Pensando a questa storia greca, l’epilogo carbonizzato dei pharmakoi, evoca il noto termine moderno “burn-out” che come sappiamo, indi­ca la malattia da “bruciatura professionale” tipica delle attività tera­peutico-assistenziali e delle relazioni d’aiuto in senso lato. Coloro che svolgono un lavoro di cura, sia che sentano troppo la responsabilità fino ad assumere su di sé quella delle persone di cui si occupano, sia che non tengano conto di alcuni elementi tutelanti la relazione di cui loro stessi sono responsabili, rischiano la fine dei pharmakoi.

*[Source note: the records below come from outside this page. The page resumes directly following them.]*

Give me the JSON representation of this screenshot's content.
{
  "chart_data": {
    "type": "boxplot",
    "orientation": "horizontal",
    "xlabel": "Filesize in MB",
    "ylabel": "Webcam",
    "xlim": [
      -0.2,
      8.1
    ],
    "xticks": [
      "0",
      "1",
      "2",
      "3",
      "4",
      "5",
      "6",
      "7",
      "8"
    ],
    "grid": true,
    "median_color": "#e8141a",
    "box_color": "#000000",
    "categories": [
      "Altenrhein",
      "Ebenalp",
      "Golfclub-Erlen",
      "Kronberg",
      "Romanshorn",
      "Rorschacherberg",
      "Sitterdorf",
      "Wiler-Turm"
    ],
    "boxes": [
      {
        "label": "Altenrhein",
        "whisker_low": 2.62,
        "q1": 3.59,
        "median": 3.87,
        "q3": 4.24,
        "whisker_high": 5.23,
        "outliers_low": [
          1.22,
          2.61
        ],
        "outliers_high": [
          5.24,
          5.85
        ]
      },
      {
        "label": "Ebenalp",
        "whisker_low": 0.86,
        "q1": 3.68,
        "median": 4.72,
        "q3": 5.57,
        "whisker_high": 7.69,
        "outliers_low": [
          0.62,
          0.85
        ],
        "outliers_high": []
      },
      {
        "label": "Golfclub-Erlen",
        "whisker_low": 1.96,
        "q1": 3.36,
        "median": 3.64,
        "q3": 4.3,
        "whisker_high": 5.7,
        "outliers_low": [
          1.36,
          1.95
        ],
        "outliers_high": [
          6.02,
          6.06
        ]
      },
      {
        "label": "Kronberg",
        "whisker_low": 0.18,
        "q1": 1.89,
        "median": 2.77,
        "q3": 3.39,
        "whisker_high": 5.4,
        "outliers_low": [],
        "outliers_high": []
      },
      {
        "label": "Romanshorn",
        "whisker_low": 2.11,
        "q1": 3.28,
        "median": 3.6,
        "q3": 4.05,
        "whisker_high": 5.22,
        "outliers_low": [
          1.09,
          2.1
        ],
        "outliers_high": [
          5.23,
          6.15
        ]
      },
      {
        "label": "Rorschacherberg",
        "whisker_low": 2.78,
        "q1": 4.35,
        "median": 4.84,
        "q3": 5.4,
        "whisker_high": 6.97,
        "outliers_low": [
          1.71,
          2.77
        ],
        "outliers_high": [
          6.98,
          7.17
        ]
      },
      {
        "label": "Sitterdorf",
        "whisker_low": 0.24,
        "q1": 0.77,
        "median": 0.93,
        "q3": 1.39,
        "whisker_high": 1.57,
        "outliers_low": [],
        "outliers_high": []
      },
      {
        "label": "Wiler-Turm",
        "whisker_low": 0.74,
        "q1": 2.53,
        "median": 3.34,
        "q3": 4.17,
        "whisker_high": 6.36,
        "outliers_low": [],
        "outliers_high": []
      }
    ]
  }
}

Responsabilità deriva dal termine latino respònsus, che significa impe­gnarsi a rispondere a qualcuno e a sé stessi delle proprie azioni e delle conseguenze che ne derivano. L’argomento non viene qui trattato in termini giuridico-legali, ma fa riferimento ad un altro tipo di risposta, relativa al senso di responsabilità vissuto dal professionista nei confron­ti della persona di cui si prende cura. Questa visione ci porta inevita­bilmente in un territorio più personale e coinvolgente, perché in que­sto caso sentirsi responsabili non dipende tanto da leggi o regolamenti generali, quanto da rappresentazioni mentali e affetti personali spesso complessi. Obbedire a un codice etico, deontologico, di comportamen­to o in termini più generali a una “legge delle sanzioni”, non coincide ne­cessariamente col credere in quello che si fa e pur essendo socialmente utili non svolgono in sé una funzione responsabilizzante. È risaputo in­fatti che la capacità di una persona di esprimere dedizione, correttezza, onestà e senso di responsabilità non deriva dal fatto che questa sia obbligata da qualche codice normativo ad esprimere tali virtù.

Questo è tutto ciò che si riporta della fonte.